My only problem was the ugly nesting when I want to place multiple ajax calls
which need to be executed in a precise order as in the example above. I cannot
simply make the first call and return to make the second call. I would have no
idea where exceution would commence after the return.
That chain of function calls builds its own little world and you never
"return" from this world. This reminded me of haskell Monads which can also
create their own little worlds, where e.g. state is passed around . This is
why I asked here. But it turned out it had little to do with Monads.

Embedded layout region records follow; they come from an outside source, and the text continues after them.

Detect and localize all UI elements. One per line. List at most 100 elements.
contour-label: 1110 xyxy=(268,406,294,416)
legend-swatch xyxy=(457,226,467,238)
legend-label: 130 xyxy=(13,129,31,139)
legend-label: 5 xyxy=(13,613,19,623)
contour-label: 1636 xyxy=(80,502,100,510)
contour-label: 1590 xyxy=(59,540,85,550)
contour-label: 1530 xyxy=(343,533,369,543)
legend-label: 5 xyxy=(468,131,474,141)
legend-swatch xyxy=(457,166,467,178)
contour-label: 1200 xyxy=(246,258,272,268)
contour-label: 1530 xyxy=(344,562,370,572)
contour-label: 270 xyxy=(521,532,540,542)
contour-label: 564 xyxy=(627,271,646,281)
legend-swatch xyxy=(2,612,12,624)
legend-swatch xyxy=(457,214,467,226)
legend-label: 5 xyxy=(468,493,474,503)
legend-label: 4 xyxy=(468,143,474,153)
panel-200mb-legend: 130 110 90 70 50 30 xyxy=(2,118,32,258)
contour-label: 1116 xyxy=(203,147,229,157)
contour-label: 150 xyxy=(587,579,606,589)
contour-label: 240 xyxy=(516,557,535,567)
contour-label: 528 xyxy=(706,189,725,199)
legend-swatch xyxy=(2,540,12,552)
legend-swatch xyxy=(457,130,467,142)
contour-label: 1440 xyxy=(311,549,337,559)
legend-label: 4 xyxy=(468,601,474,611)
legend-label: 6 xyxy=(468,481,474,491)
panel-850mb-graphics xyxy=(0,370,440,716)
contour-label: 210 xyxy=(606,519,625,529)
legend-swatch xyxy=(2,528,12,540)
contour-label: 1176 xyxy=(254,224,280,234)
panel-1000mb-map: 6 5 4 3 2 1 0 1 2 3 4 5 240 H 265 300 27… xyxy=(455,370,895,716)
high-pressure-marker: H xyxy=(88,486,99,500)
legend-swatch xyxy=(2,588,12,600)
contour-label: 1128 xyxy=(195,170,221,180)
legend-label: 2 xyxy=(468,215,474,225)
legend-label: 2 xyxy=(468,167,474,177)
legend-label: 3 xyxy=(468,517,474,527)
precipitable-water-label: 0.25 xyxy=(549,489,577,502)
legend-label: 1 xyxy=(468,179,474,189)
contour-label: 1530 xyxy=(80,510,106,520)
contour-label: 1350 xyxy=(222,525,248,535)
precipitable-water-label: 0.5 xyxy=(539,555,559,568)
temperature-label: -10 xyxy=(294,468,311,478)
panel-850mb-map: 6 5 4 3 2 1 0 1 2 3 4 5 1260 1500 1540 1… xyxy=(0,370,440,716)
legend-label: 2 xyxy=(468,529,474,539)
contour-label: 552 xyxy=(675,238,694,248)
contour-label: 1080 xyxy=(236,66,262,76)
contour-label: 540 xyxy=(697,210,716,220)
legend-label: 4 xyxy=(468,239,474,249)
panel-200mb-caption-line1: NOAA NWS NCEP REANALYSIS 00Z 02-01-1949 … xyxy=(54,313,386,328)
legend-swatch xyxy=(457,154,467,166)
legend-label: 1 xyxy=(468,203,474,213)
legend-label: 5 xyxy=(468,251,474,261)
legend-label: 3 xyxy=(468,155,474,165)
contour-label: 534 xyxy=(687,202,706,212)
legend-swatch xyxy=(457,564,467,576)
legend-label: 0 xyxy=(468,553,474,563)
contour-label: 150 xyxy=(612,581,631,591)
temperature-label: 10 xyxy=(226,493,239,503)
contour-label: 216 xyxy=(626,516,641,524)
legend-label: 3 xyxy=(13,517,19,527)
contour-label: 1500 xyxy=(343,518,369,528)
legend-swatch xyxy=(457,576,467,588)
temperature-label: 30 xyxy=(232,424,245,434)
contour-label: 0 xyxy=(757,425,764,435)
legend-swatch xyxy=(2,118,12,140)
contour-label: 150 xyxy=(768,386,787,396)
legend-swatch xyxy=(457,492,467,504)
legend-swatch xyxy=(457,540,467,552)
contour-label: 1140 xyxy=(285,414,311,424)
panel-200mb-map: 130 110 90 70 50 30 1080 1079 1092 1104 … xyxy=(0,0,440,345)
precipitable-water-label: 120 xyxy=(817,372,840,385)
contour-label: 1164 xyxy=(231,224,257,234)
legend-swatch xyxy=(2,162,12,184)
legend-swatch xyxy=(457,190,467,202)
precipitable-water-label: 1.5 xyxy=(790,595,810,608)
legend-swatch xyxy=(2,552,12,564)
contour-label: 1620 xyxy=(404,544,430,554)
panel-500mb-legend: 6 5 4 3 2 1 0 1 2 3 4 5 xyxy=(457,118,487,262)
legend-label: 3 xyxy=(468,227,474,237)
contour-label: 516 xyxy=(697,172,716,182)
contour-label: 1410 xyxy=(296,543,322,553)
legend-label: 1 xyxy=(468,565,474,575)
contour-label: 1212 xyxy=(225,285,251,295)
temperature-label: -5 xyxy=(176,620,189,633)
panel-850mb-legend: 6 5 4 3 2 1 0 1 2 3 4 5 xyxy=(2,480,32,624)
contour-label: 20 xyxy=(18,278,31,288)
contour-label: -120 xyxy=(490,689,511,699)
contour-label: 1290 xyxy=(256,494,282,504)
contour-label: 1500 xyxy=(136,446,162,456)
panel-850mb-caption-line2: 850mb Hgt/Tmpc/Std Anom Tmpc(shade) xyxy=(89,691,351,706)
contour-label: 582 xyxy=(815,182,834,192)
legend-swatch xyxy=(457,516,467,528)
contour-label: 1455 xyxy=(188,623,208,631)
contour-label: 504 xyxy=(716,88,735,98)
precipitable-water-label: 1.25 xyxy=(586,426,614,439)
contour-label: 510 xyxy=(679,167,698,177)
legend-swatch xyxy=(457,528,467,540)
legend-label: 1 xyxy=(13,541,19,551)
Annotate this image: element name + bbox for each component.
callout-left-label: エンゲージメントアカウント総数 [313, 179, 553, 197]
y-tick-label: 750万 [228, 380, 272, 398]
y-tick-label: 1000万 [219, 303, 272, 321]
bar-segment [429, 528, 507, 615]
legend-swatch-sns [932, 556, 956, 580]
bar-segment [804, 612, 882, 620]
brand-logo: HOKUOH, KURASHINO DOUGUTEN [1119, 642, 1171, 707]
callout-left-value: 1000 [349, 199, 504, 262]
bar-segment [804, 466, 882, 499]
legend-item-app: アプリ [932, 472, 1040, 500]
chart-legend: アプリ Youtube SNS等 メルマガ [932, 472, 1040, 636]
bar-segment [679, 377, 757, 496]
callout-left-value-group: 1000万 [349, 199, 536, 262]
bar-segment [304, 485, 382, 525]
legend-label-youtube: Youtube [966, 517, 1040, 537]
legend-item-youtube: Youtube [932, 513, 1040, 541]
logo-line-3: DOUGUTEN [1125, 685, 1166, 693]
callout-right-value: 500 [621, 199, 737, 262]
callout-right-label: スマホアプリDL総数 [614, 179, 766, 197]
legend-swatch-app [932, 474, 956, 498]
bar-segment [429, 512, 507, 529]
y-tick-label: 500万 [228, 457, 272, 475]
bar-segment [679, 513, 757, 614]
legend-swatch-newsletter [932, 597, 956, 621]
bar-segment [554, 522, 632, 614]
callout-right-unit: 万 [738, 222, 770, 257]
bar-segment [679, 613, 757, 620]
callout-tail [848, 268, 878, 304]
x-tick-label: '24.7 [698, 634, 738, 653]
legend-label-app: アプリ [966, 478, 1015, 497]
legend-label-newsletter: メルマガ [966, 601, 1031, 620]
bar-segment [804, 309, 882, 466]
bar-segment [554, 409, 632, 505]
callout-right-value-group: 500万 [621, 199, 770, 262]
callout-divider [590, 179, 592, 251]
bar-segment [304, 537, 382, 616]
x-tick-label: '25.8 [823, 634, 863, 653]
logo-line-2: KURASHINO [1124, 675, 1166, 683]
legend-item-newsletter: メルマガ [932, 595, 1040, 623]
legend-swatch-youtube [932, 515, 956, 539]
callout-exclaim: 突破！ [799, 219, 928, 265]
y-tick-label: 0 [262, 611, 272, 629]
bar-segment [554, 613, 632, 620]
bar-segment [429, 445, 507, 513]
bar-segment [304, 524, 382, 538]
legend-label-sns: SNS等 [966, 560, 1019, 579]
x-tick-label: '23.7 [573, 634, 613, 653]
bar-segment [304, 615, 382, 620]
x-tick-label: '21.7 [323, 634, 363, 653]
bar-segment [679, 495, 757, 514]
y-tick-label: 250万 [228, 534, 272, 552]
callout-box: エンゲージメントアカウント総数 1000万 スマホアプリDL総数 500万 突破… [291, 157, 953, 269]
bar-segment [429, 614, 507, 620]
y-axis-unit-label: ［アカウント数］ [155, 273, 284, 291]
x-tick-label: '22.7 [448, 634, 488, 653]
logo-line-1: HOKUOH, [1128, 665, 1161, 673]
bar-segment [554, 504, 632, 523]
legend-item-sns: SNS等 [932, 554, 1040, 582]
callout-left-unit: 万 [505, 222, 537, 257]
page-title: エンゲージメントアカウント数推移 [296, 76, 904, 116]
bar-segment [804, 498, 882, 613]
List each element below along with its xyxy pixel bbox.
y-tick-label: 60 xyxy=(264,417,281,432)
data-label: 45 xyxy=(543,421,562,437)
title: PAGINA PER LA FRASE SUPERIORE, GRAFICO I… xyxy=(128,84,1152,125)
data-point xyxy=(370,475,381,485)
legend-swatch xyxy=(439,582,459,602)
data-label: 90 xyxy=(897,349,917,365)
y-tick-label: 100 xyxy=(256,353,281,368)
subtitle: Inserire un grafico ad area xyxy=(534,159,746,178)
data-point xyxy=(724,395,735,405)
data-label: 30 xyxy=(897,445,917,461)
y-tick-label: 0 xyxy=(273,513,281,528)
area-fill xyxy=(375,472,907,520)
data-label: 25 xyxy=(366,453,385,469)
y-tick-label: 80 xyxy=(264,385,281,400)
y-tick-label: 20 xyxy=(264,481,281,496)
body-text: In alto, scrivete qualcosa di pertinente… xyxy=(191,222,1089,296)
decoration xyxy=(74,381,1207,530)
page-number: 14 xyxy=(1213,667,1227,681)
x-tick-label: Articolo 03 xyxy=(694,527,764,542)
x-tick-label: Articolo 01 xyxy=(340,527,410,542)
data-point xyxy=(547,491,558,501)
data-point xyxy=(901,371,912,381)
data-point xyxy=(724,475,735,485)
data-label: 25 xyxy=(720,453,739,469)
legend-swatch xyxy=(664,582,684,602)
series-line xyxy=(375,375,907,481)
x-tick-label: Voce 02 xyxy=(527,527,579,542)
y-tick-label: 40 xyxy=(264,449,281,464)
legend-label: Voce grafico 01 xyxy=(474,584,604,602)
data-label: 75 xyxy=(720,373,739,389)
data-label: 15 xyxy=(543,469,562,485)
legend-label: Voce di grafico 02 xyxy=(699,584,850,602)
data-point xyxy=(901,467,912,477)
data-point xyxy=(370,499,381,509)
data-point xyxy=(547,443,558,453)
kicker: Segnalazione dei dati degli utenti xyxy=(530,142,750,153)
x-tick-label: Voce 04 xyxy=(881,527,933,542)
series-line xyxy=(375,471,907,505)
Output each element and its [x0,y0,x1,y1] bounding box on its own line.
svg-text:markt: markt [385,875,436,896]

Still it
is a functional issue.
I believe the code above is already CPS, but very ugly. For some reason I
hadn't seen, that there is no need to define the callbacks inline, but I might
as well assign them to a variables. Then the above code looks like:
callAsync (remoteFunction1, ["arguments"], callback1);
var callback1 = function(ret,exc) {
//do something with ret and exc
var x = ret[1]
callAsync(remoteFunction2, [x], callback2)
}
var callback2 = function(ret,exc) {
// do something else
}
This is more gentle to my eyes.
The only difficulty is that callback1 and callback2 need to be defined at the
time callAsync is called. Usually this is the case. I could of course reverse
the order, which would make things safer, but then control will flow bottom-
up, whereas all the regular code executes top-down.